Of course the signing bonus and roster bonus were NOT in his rookie deal..????? But they were NOT added in his contract to the final year of his rookie deal, you seriously said this....?
Signing bonuses are paid when the player signs the deal and in the year the player sign and receives the cash at that time, this has nothing to do with the initial contract, nothing is added. Burrow will receive a signing bonus on his new deal 2 years before his extension goes into effect, it will not be added to his rookie contract just because of the timing... what are you trying to say?

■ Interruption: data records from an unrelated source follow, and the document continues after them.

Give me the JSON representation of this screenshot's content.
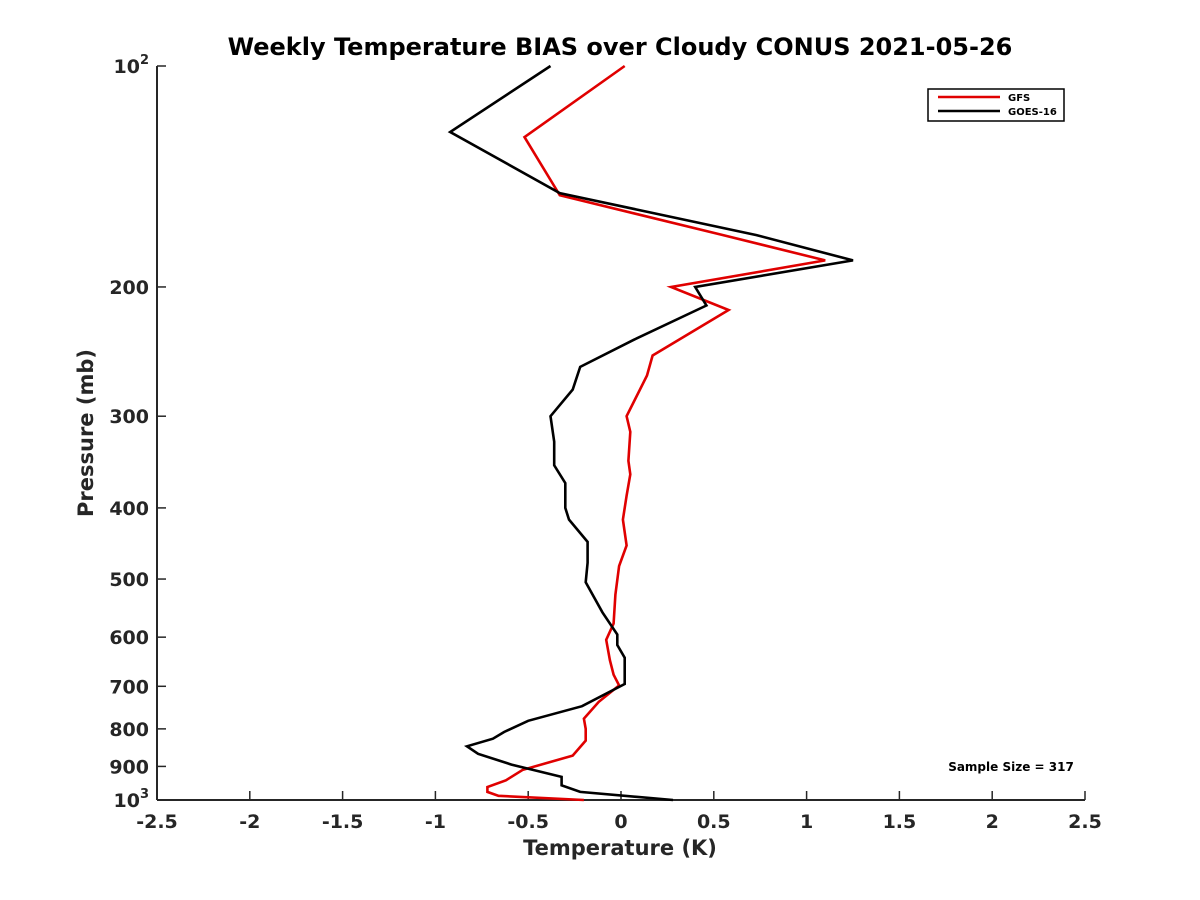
{
  "chart_data": {
    "type": "line",
    "title": "Weekly Temperature BIAS over Cloudy CONUS 2021-05-26",
    "xlabel": "Temperature (K)",
    "ylabel": "Pressure (mb)",
    "xlim": [
      -2.5,
      2.5
    ],
    "ylim": [
      100,
      1000
    ],
    "yscale": "log",
    "yreversed": true,
    "xticks": [
      -2.5,
      -2,
      -1.5,
      -1,
      -0.5,
      0,
      0.5,
      1,
      1.5,
      2,
      2.5
    ],
    "xtick_labels": [
      "-2.5",
      "-2",
      "-1.5",
      "-1",
      "-0.5",
      "0",
      "0.5",
      "1",
      "1.5",
      "2",
      "2.5"
    ],
    "yticks": [
      {
        "value": 100,
        "base": "10",
        "exp": "2"
      },
      {
        "value": 200,
        "label": "200"
      },
      {
        "value": 300,
        "label": "300"
      },
      {
        "value": 400,
        "label": "400"
      },
      {
        "value": 500,
        "label": "500"
      },
      {
        "value": 600,
        "label": "600"
      },
      {
        "value": 700,
        "label": "700"
      },
      {
        "value": 800,
        "label": "800"
      },
      {
        "value": 900,
        "label": "900"
      },
      {
        "value": 1000,
        "base": "10",
        "exp": "3"
      }
    ],
    "grid": false,
    "legend_position": "top-right",
    "annotation": "Sample Size = 317",
    "series": [
      {
        "name": "GFS",
        "color": "#e00000",
        "points": [
          [
            0.02,
            100
          ],
          [
            -0.52,
            125
          ],
          [
            -0.33,
            150
          ],
          [
            0.55,
            170
          ],
          [
            1.1,
            184
          ],
          [
            0.27,
            200
          ],
          [
            0.58,
            215
          ],
          [
            0.17,
            248
          ],
          [
            0.14,
            264
          ],
          [
            0.03,
            300
          ],
          [
            0.05,
            315
          ],
          [
            0.04,
            345
          ],
          [
            0.05,
            360
          ],
          [
            0.03,
            385
          ],
          [
            0.01,
            415
          ],
          [
            0.03,
            450
          ],
          [
            -0.01,
            480
          ],
          [
            -0.03,
            525
          ],
          [
            -0.04,
            575
          ],
          [
            -0.08,
            605
          ],
          [
            -0.06,
            645
          ],
          [
            -0.04,
            675
          ],
          [
            -0.01,
            698
          ],
          [
            -0.12,
            735
          ],
          [
            -0.2,
            775
          ],
          [
            -0.19,
            800
          ],
          [
            -0.19,
            830
          ],
          [
            -0.26,
            870
          ],
          [
            -0.53,
            910
          ],
          [
            -0.62,
            940
          ],
          [
            -0.72,
            960
          ],
          [
            -0.72,
            975
          ],
          [
            -0.66,
            987
          ],
          [
            -0.2,
            1000
          ]
        ]
      },
      {
        "name": "GOES-16",
        "color": "#000000",
        "points": [
          [
            -0.38,
            100
          ],
          [
            -0.92,
            123
          ],
          [
            -0.33,
            149
          ],
          [
            0.73,
            170
          ],
          [
            1.25,
            184
          ],
          [
            0.4,
            200
          ],
          [
            0.46,
            212
          ],
          [
            0.07,
            236
          ],
          [
            -0.22,
            257
          ],
          [
            -0.26,
            276
          ],
          [
            -0.38,
            300
          ],
          [
            -0.36,
            325
          ],
          [
            -0.36,
            350
          ],
          [
            -0.3,
            370
          ],
          [
            -0.3,
            400
          ],
          [
            -0.28,
            415
          ],
          [
            -0.18,
            445
          ],
          [
            -0.18,
            475
          ],
          [
            -0.19,
            505
          ],
          [
            -0.1,
            555
          ],
          [
            -0.02,
            595
          ],
          [
            -0.02,
            615
          ],
          [
            0.02,
            640
          ],
          [
            0.02,
            665
          ],
          [
            0.02,
            695
          ],
          [
            -0.21,
            745
          ],
          [
            -0.5,
            780
          ],
          [
            -0.63,
            808
          ],
          [
            -0.69,
            825
          ],
          [
            -0.83,
            845
          ],
          [
            -0.77,
            865
          ],
          [
            -0.59,
            895
          ],
          [
            -0.32,
            930
          ],
          [
            -0.32,
            955
          ],
          [
            -0.22,
            975
          ],
          [
            0.28,
            1000
          ]
        ]
      }
    ]
  }
}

If you do the math for years 2020 to 2023:
Salaries + Signing bonus + roster bonuses + game bonuses + workout bonuses the total is roughly 41.7M
If you add the per game bonus of 2019 and the small work bonuses the total is 42.05, subtract this from 43M (the actual amount of the 2nd contract) and that seems to be the difference in his 2019 salary raise.
There are no void years with Boyd, when do we do void years? Riley Reiff once? I know you are adding this simply to try to add some bloviated feaux expertise but it is silly to mention.
No one said the final year couldn't change, I simply said I totally disagree that it happens all the time. I didnt see it whatsoever with the handful of players extended this season that I checked on.
What actually is really funny is that you think you know so much more about contracts and what you are spewing is some nonsense and some really basic stuff we all know.
This is a bunch of straw man arguments, semantics and nonsense. Your argument isn’t even arguing anything at this point except bouncing around to random points. Someone did say the last year couldn’t change, it wasn’t you but my point was to him. As to your point, still don’t know what you’re even arguing. You said “this isn’t how extensions work” and yet again yes what I described is exactly how an extension can work.
Guess what, if that last year of the deal is nothing like the deal they signed as a rookie they did in fact “tear it up”. Which is exactly what does happen often and most likely will happen on any Tee Higgins deal.